Für kleine Umgebungen kann die integrierte Option interessant sein, alle Gruppenrichtlinien in einen einzelnen Bericht zu exportieren:
Get-GPOReport -All -Domain "sales.contoso.com" -ReportType HTML -Path "C:\GPOReports\GPOReportsAll.html"
Das kommt in größeren Netzwerken schnell an eine Grenze, denn der Report kann -zig Megabytes groß werden, was kaum noch handhabbar ist. In solchen Fällen behilft man sich am besten mit Einzelreports.

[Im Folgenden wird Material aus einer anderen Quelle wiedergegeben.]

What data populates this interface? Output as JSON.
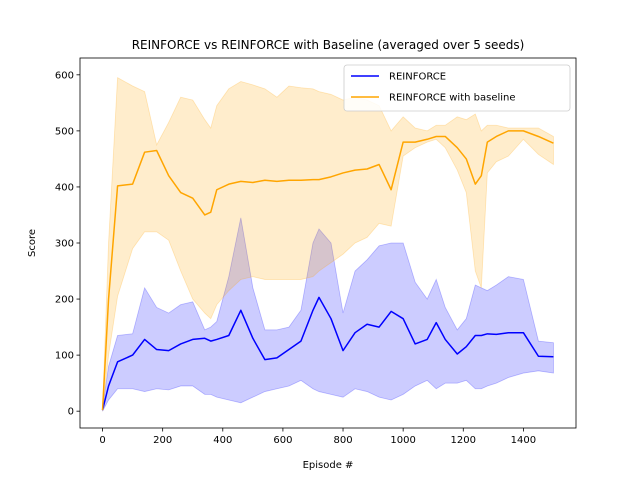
{
  "chart_data": {
    "type": "line",
    "title": "REINFORCE vs REINFORCE with Baseline (averaged over 5 seeds)",
    "xlabel": "Episode #",
    "ylabel": "Score",
    "xlim": [
      -75,
      1575
    ],
    "ylim": [
      -30,
      630
    ],
    "x_ticks": [
      0,
      200,
      400,
      600,
      800,
      1000,
      1200,
      1400
    ],
    "y_ticks": [
      0,
      100,
      200,
      300,
      400,
      500,
      600
    ],
    "grid": false,
    "legend_position": "top-right",
    "x": [
      0,
      20,
      50,
      100,
      140,
      180,
      220,
      260,
      300,
      340,
      360,
      380,
      420,
      460,
      500,
      540,
      580,
      620,
      660,
      700,
      720,
      760,
      800,
      840,
      880,
      920,
      960,
      1000,
      1040,
      1080,
      1110,
      1140,
      1180,
      1210,
      1240,
      1260,
      1280,
      1310,
      1350,
      1400,
      1450,
      1500
    ],
    "series": [
      {
        "name": "REINFORCE",
        "color": "#0000ff",
        "fill": "#0000ff",
        "values": [
          2,
          45,
          88,
          100,
          128,
          110,
          108,
          120,
          128,
          130,
          125,
          128,
          135,
          180,
          130,
          92,
          95,
          110,
          125,
          180,
          203,
          165,
          108,
          140,
          155,
          150,
          178,
          165,
          120,
          128,
          158,
          128,
          102,
          115,
          135,
          135,
          138,
          137,
          140,
          140,
          98,
          97
        ],
        "lower": [
          0,
          20,
          40,
          40,
          35,
          40,
          38,
          45,
          45,
          30,
          30,
          25,
          20,
          15,
          25,
          35,
          40,
          45,
          55,
          40,
          35,
          30,
          25,
          40,
          35,
          25,
          20,
          30,
          45,
          55,
          40,
          50,
          50,
          55,
          40,
          40,
          45,
          50,
          60,
          68,
          72,
          68
        ],
        "upper": [
          5,
          80,
          135,
          138,
          220,
          185,
          175,
          190,
          195,
          145,
          150,
          160,
          240,
          345,
          220,
          145,
          145,
          150,
          180,
          300,
          325,
          300,
          175,
          250,
          270,
          295,
          300,
          300,
          230,
          200,
          235,
          185,
          145,
          165,
          225,
          220,
          215,
          225,
          240,
          235,
          125,
          122
        ]
      },
      {
        "name": "REINFORCE with baseline",
        "color": "#ffa500",
        "fill": "#ffa500",
        "values": [
          2,
          200,
          402,
          405,
          462,
          465,
          420,
          390,
          380,
          350,
          355,
          395,
          405,
          410,
          408,
          412,
          410,
          412,
          412,
          413,
          413,
          418,
          425,
          430,
          432,
          440,
          395,
          480,
          480,
          485,
          490,
          490,
          470,
          450,
          405,
          420,
          480,
          490,
          500,
          500,
          490,
          478
        ],
        "lower": [
          0,
          100,
          205,
          290,
          320,
          320,
          305,
          250,
          200,
          175,
          165,
          190,
          215,
          235,
          240,
          235,
          235,
          235,
          235,
          240,
          250,
          265,
          280,
          300,
          310,
          335,
          330,
          455,
          470,
          480,
          485,
          470,
          430,
          390,
          250,
          220,
          425,
          445,
          455,
          485,
          458,
          440
        ],
        "upper": [
          5,
          300,
          595,
          580,
          570,
          475,
          515,
          560,
          555,
          520,
          505,
          545,
          575,
          588,
          582,
          575,
          560,
          580,
          577,
          575,
          570,
          565,
          555,
          560,
          555,
          545,
          500,
          525,
          505,
          500,
          510,
          510,
          525,
          520,
          530,
          500,
          510,
          510,
          505,
          505,
          505,
          490
        ]
      }
    ]
  }
}
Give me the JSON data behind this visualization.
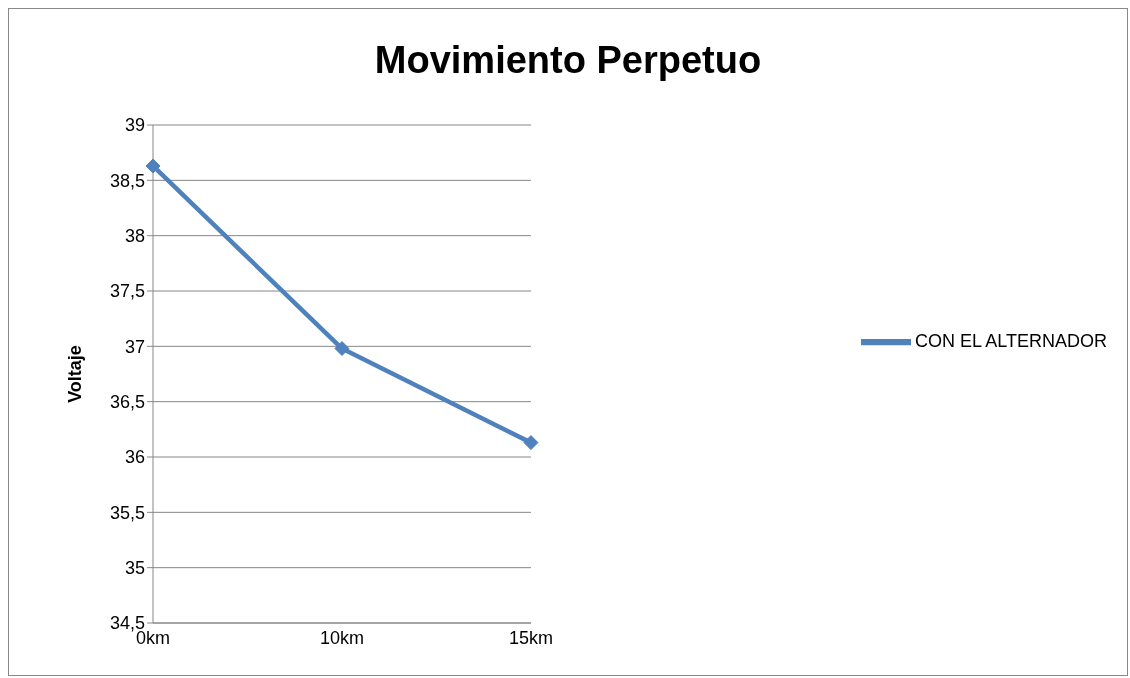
{
  "chart_data": {
    "type": "line",
    "title": "Movimiento Perpetuo",
    "ylabel": "Voltaje",
    "categories": [
      "0km",
      "10km",
      "15km"
    ],
    "series": [
      {
        "name": "CON EL ALTERNADOR",
        "color": "#4f81bd",
        "values": [
          38.63,
          36.98,
          36.13
        ]
      }
    ],
    "ylim": [
      34.5,
      39
    ],
    "yticks": [
      {
        "value": 34.5,
        "label": "34,5"
      },
      35,
      {
        "value": 35.5,
        "label": "35,5"
      },
      36,
      {
        "value": 36.5,
        "label": "36,5"
      },
      37,
      {
        "value": 37.5,
        "label": "37,5"
      },
      38,
      {
        "value": 38.5,
        "label": "38,5"
      },
      39
    ],
    "grid": "y",
    "legend": "right",
    "marker": "diamond",
    "line_style": "solid"
  }
}
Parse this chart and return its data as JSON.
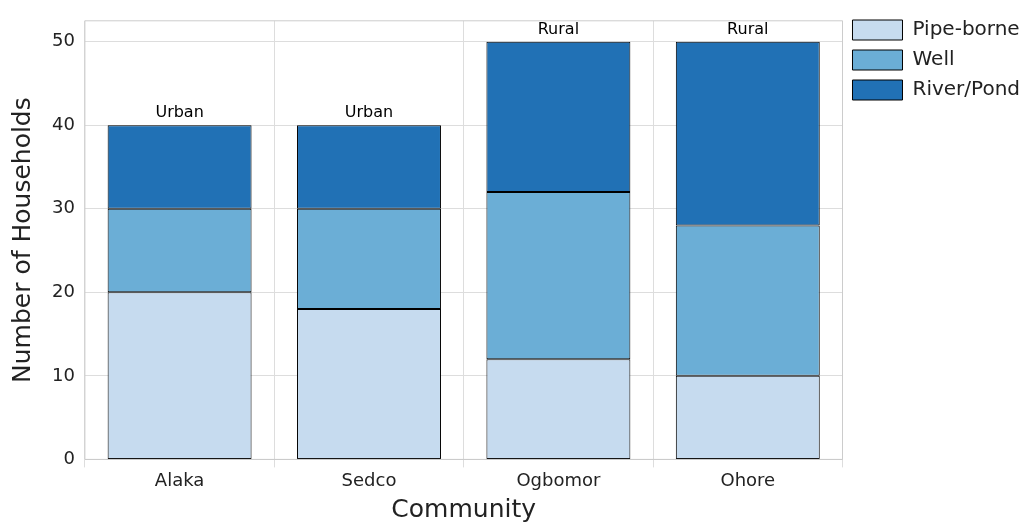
{
  "chart_data": {
    "type": "bar",
    "stacked": true,
    "xlabel": "Community",
    "ylabel": "Number of Households",
    "categories": [
      "Alaka",
      "Sedco",
      "Ogbomor",
      "Ohore"
    ],
    "series": [
      {
        "name": "Pipe-borne",
        "color": "#c6dbef",
        "values": [
          20,
          18,
          12,
          10
        ]
      },
      {
        "name": "Well",
        "color": "#6baed6",
        "values": [
          10,
          12,
          20,
          18
        ]
      },
      {
        "name": "River/Pond",
        "color": "#2171b5",
        "values": [
          10,
          10,
          18,
          22
        ]
      }
    ],
    "ylim": [
      0,
      52.5
    ],
    "yticks": [
      0,
      10,
      20,
      30,
      40,
      50
    ],
    "grid": true,
    "legend": "top right",
    "annotations": [
      {
        "text": "Urban",
        "x": "Alaka",
        "y": 40
      },
      {
        "text": "Urban",
        "x": "Sedco",
        "y": 40
      },
      {
        "text": "Rural",
        "x": "Ogbomor",
        "y": 50
      },
      {
        "text": "Rural",
        "x": "Ohore",
        "y": 50
      }
    ]
  }
}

Ein recht einfaches Piping zweier PowerShell-Kommandos hilft hier weiter:
Get-GPO -all | % { Get-GPOReport -GUID $_.id -ReportType HTML -Path "C:\GPOReports\$($_.displayName).html" }
Um parallel noch eine Übersicht zu erhalten, welches GPO an welchen Container gebunden ist, eignet sich ein kleiner Report mit José. Dazu öffnet man ein CMD-Fenster, wechselt in das José-Verzeichnis und ruft dort Folgendes auf:
cscript //nologo //u JoseExec.vbs /d:!Gruppenrichtlinien.txt /r:Gruppenrichtlinien.html
Der José-Report findet sich dann im Unterordner “Reports”.